I am revisiting Richard Hofstadter‘s Pulitzer-Prize winning book Anti-Intellectualism in American Life (1963). Early in the book, Hofstadter makes a distinction between “intelligence” and “intellect.” I found it useful. Here is a taste:
p. 25: Intelligence works within the framework of limited but clearly stated goals, and may be quick to shear away questions of thought that do not seem to help in reaching them…Intellect, on the other hand, is the critical, creative, and contemplative side of mind. Whereas intelligence seeks to grasp, manipulate, re-order, adjust, intellect examines, ponders, wonders, theorizes, criticizes, imagines…The distinction may seem excessively abstract, but it is frequently illustrated in American culture. In our education, for example, it has never been doubted that the selection and development of intelligence is a goal of central importance; but the extent to which education should foster intellect has been a matter of the most heated controversy, and the opponents of intellect in most spheres of public education have exercised preponderant power.
p.26: …few of us believe that a member of a profession, even a learned profession, is necessarily an intellectual in any discriminating or demanding sense of the word. In most professions intellect may help, but intelligence will serve well enough with out it. We know, for instance, that all academic men are not intellectuals; we often lament this fact. We know that there is something about intellect, as opposed to professionally trained intelligence, which does not adhere to whole vocations but only to persons.
p.27: …the professional man lives off ideas, not for them. His professional role, his professional skills, do not make him an intellectual. He is a mental worker, a technician . He may happen to be an intellectual as well, but if he is, it is because he brings to his profession a distinctive feeling about ideas which is not required by his job. As a professional, he has acquired a stock of mental skills that are for sale. The skills are highly developed, but we do not think of him as being an intellectual if certain qualities are missing from his work–disinterested intelligence, generalizing force, free speculation, fresh observation, creative novelty, radical criticism.

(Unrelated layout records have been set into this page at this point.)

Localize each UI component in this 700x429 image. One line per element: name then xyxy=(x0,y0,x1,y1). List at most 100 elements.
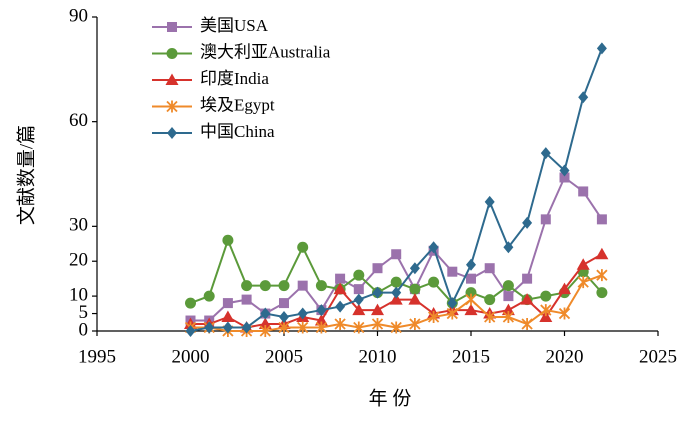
marker xyxy=(446,307,458,320)
marker xyxy=(389,293,403,305)
marker xyxy=(353,284,364,295)
x-tick-label: 2015 xyxy=(452,346,490,367)
y-tick-label: 20 xyxy=(69,250,88,271)
x-tick-label: 2025 xyxy=(639,346,677,367)
legend-label: 中国China xyxy=(200,122,275,141)
marker xyxy=(596,287,608,299)
y-tick-label: 5 xyxy=(79,302,89,323)
marker xyxy=(428,276,440,288)
marker xyxy=(540,290,552,302)
marker xyxy=(559,164,570,177)
marker xyxy=(484,294,496,306)
marker xyxy=(352,303,366,316)
marker xyxy=(501,303,515,316)
marker xyxy=(241,321,252,334)
marker xyxy=(278,280,290,292)
marker xyxy=(409,318,421,331)
marker xyxy=(371,303,384,316)
y-tick-label: 0 xyxy=(79,319,89,340)
marker xyxy=(260,307,271,320)
marker xyxy=(464,303,478,316)
marker xyxy=(540,304,552,317)
marker xyxy=(522,273,533,284)
marker xyxy=(279,298,289,309)
marker xyxy=(559,172,570,183)
legend-label: 美国USA xyxy=(200,16,269,35)
x-axis-label: 年 份 xyxy=(369,387,412,409)
marker xyxy=(314,314,328,326)
marker xyxy=(165,73,179,85)
marker xyxy=(297,307,308,320)
marker xyxy=(447,297,458,310)
marker xyxy=(466,273,476,284)
marker xyxy=(258,317,272,330)
marker xyxy=(241,294,252,305)
marker xyxy=(335,273,346,284)
marker xyxy=(333,282,347,295)
marker xyxy=(578,91,589,104)
marker xyxy=(166,100,178,113)
marker xyxy=(259,280,271,292)
marker xyxy=(372,286,383,299)
legend-label: 埃及Egypt xyxy=(200,95,275,114)
marker xyxy=(204,321,215,334)
marker xyxy=(427,311,440,324)
marker xyxy=(466,258,476,271)
marker xyxy=(596,214,607,225)
marker xyxy=(335,300,346,313)
marker xyxy=(577,276,589,289)
marker xyxy=(259,325,271,337)
marker xyxy=(596,42,607,55)
marker xyxy=(539,310,553,323)
marker xyxy=(428,241,439,254)
y-tick-label: 60 xyxy=(69,110,88,131)
y-tick-label: 30 xyxy=(69,215,88,236)
legend-label: 澳大利亚Australia xyxy=(200,42,331,61)
marker xyxy=(502,311,515,324)
marker xyxy=(391,286,402,299)
x-tick-label: 2005 xyxy=(265,346,303,367)
marker xyxy=(297,321,309,334)
marker xyxy=(278,321,290,334)
marker xyxy=(465,287,477,299)
marker xyxy=(316,304,327,317)
y-tick-label: 90 xyxy=(69,5,88,26)
marker xyxy=(484,311,496,324)
marker xyxy=(540,214,551,225)
marker xyxy=(353,293,364,306)
x-tick-label: 2000 xyxy=(172,346,210,367)
marker xyxy=(222,298,233,309)
marker xyxy=(279,311,289,324)
marker xyxy=(596,269,608,282)
marker xyxy=(520,293,534,305)
marker xyxy=(353,321,365,334)
marker xyxy=(576,258,590,270)
marker xyxy=(353,269,365,281)
marker xyxy=(315,280,327,292)
marker xyxy=(203,290,215,302)
marker xyxy=(166,48,178,59)
marker xyxy=(409,283,421,295)
marker xyxy=(241,280,253,292)
marker xyxy=(167,22,177,32)
marker xyxy=(503,291,514,302)
marker xyxy=(484,195,495,208)
marker xyxy=(465,293,477,306)
marker xyxy=(502,280,514,292)
marker xyxy=(558,282,571,295)
x-tick-label: 2010 xyxy=(359,346,397,367)
marker xyxy=(558,307,571,320)
marker xyxy=(334,318,346,331)
marker xyxy=(521,318,533,331)
marker xyxy=(391,249,402,260)
y-tick-label: 10 xyxy=(69,284,88,305)
marker xyxy=(595,247,609,260)
marker xyxy=(222,234,234,246)
marker xyxy=(222,321,233,334)
marker xyxy=(167,127,177,139)
marker xyxy=(315,321,328,334)
marker xyxy=(447,266,458,277)
marker xyxy=(185,325,196,337)
marker xyxy=(540,147,551,160)
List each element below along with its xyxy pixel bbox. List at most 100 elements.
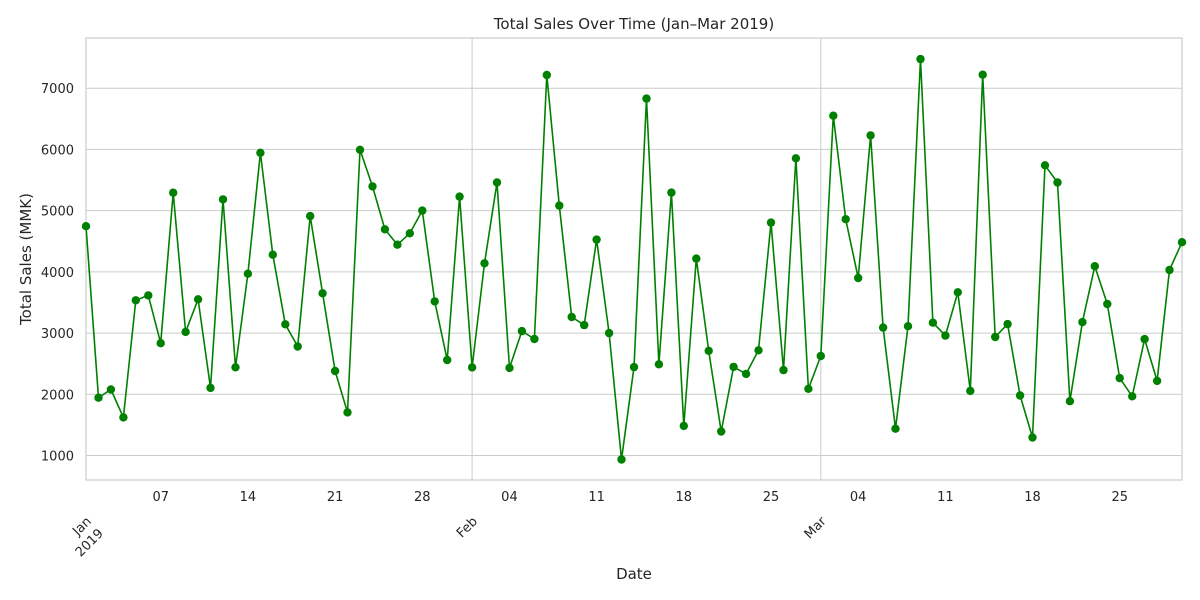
data-point	[443, 355, 452, 365]
y-axis-label: Total Sales (MMK)	[17, 193, 35, 326]
data-point	[1165, 265, 1174, 275]
data-point	[642, 94, 651, 103]
y-axis-ticks: 1000 2000 3000 4000 5000 6000 7000	[41, 82, 74, 464]
data-point	[804, 384, 813, 393]
data-point	[467, 363, 477, 372]
data-point	[156, 339, 165, 348]
data-point	[978, 70, 987, 79]
x-tick-label: 21	[327, 490, 344, 505]
x-tick-label: 28	[414, 490, 431, 505]
data-point	[355, 145, 365, 154]
data-point	[1078, 317, 1087, 327]
data-point	[405, 229, 414, 238]
y-tick-label: 1000	[41, 450, 74, 465]
y-tick-label: 2000	[41, 388, 74, 403]
x-tick-label: 11	[588, 490, 605, 505]
data-point	[306, 211, 315, 221]
data-point	[517, 326, 527, 336]
data-point	[492, 178, 502, 187]
sales-series	[81, 54, 1187, 464]
x-tick-label: 14	[240, 490, 257, 505]
data-point	[1028, 433, 1037, 442]
data-point	[1003, 319, 1012, 329]
data-point	[991, 332, 1000, 342]
plot-area	[86, 38, 1182, 480]
data-point	[717, 427, 726, 436]
data-point	[181, 327, 190, 337]
data-point	[480, 259, 489, 268]
data-point	[1128, 392, 1137, 401]
plot-frame	[85, 37, 1183, 481]
data-point	[704, 346, 713, 355]
data-point	[206, 383, 215, 393]
data-point	[679, 421, 688, 431]
data-point	[754, 346, 763, 355]
data-point	[131, 296, 140, 305]
data-point	[94, 393, 103, 402]
data-point	[567, 312, 576, 322]
data-point	[580, 320, 589, 330]
data-point	[692, 254, 701, 263]
data-point	[1065, 397, 1075, 406]
x-tick-label: 18	[1024, 490, 1041, 505]
data-point	[816, 351, 825, 361]
data-point	[293, 342, 302, 351]
x-tick-label: 04	[850, 490, 867, 505]
data-point	[542, 70, 551, 80]
data-point	[393, 240, 402, 249]
data-point	[903, 322, 913, 331]
data-point	[866, 131, 875, 140]
data-point	[741, 369, 751, 379]
data-point	[343, 408, 352, 417]
data-point	[604, 328, 614, 338]
data-point	[243, 269, 253, 278]
data-point	[1053, 178, 1062, 187]
data-point	[1103, 299, 1112, 309]
x-tick-label: 04	[501, 490, 518, 505]
data-point	[779, 365, 788, 375]
data-point	[617, 455, 626, 464]
data-point	[144, 291, 153, 300]
data-point	[555, 201, 564, 210]
data-point	[1015, 391, 1025, 400]
data-point	[1177, 238, 1187, 247]
grid-lines	[86, 38, 1182, 480]
data-point	[81, 222, 91, 231]
data-point	[318, 289, 327, 298]
data-point	[455, 192, 464, 201]
data-point	[654, 360, 664, 369]
data-point	[256, 148, 265, 157]
data-point	[1115, 373, 1124, 383]
data-point	[841, 215, 850, 224]
data-point	[330, 366, 340, 376]
x-tick-label: 18	[676, 490, 693, 505]
data-point	[430, 297, 439, 306]
x-tick-label: 11	[937, 490, 954, 505]
data-point	[766, 218, 776, 227]
data-point	[218, 195, 228, 204]
data-point	[891, 424, 900, 433]
data-point	[418, 206, 427, 215]
data-point	[368, 182, 377, 191]
data-point	[268, 250, 277, 259]
x-axis-label: Date	[616, 565, 652, 583]
data-point	[281, 320, 290, 329]
data-point	[941, 331, 950, 340]
data-point	[505, 363, 514, 373]
data-point	[1140, 334, 1149, 344]
chart-title: Total Sales Over Time (Jan–Mar 2019)	[493, 15, 774, 33]
y-tick-label: 7000	[41, 82, 74, 97]
data-point	[530, 334, 539, 344]
y-tick-label: 3000	[41, 327, 74, 342]
x-tick-label: 25	[1111, 490, 1128, 505]
data-point	[1152, 376, 1162, 386]
y-tick-label: 4000	[41, 266, 74, 281]
data-point	[791, 154, 801, 163]
data-point	[966, 386, 975, 396]
data-point	[854, 273, 863, 283]
data-point	[193, 295, 203, 304]
x-tick-label: 07	[152, 490, 169, 505]
data-point	[729, 362, 738, 372]
data-point	[1090, 262, 1100, 271]
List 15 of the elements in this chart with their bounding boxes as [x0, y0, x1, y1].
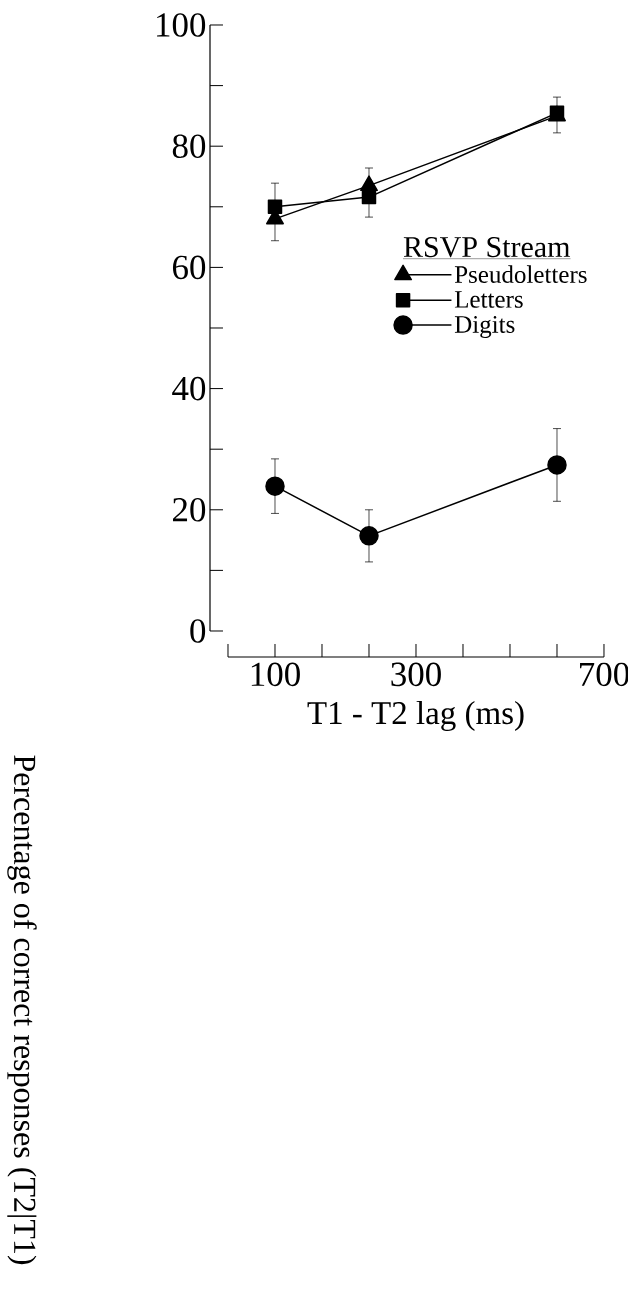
y-tick-label: 20: [173, 497, 206, 522]
legend-label: Digits: [454, 316, 515, 339]
x-tick-label: 300: [391, 662, 441, 687]
x-tick-label: 700: [580, 662, 628, 687]
x-axis-title: T1 - T2 lag (ms): [307, 701, 524, 732]
y-tick-label: 80: [172, 134, 206, 159]
y-tick-label: 100: [157, 13, 206, 37]
y-axis-title: Percentage of correct responses (T2|T1): [7, 755, 37, 1265]
y-tick-label: 60: [172, 255, 206, 280]
y-tick-label: 0: [190, 619, 206, 643]
legend-title: RSVP Stream: [403, 236, 571, 258]
legend-label: Letters: [454, 291, 523, 308]
y-tick-label: 40: [172, 376, 206, 401]
legend-label: Pseudoletters: [454, 265, 587, 283]
x-tick-label: 100: [251, 662, 300, 687]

This semester, in my Created and Called for Community (CCC) courses at Messiah College, I am teaching a lot of first-year students pursuing professional careers such as nursing, business, engineering, and education. Over the next three years of college these students will learn a specific skill and in the process accumulate a certain kind of intelligence about a subject. They will use this intelligence toward a career. As Hofstadter puts it, they will “acquire a stock of mental skills that are for sale.” (Hopefully they will also put this intelligence to use in a life of service).
But it seems like a text-based interdisciplinary liberal arts course like CCC should be about teaching students to pursue an intellectual life. This course should be an introduction to a way of thinking about the world that transcends narrow intelligence. If I read Hofstadter correctly, a student can gain intelligence during their college career without learning how to foster intellect.
As I challenge students to exercise their minds in general education courses, teach them how to think, and invite them to develop an intellectual life, I sometimes wonder if they are under the impression that I do not believe they are intelligent. This is not the case. I have many intelligent students in my classes this semester, but this does not mean that they are intellectuals. This is a helpful difference that I want to share with them soon.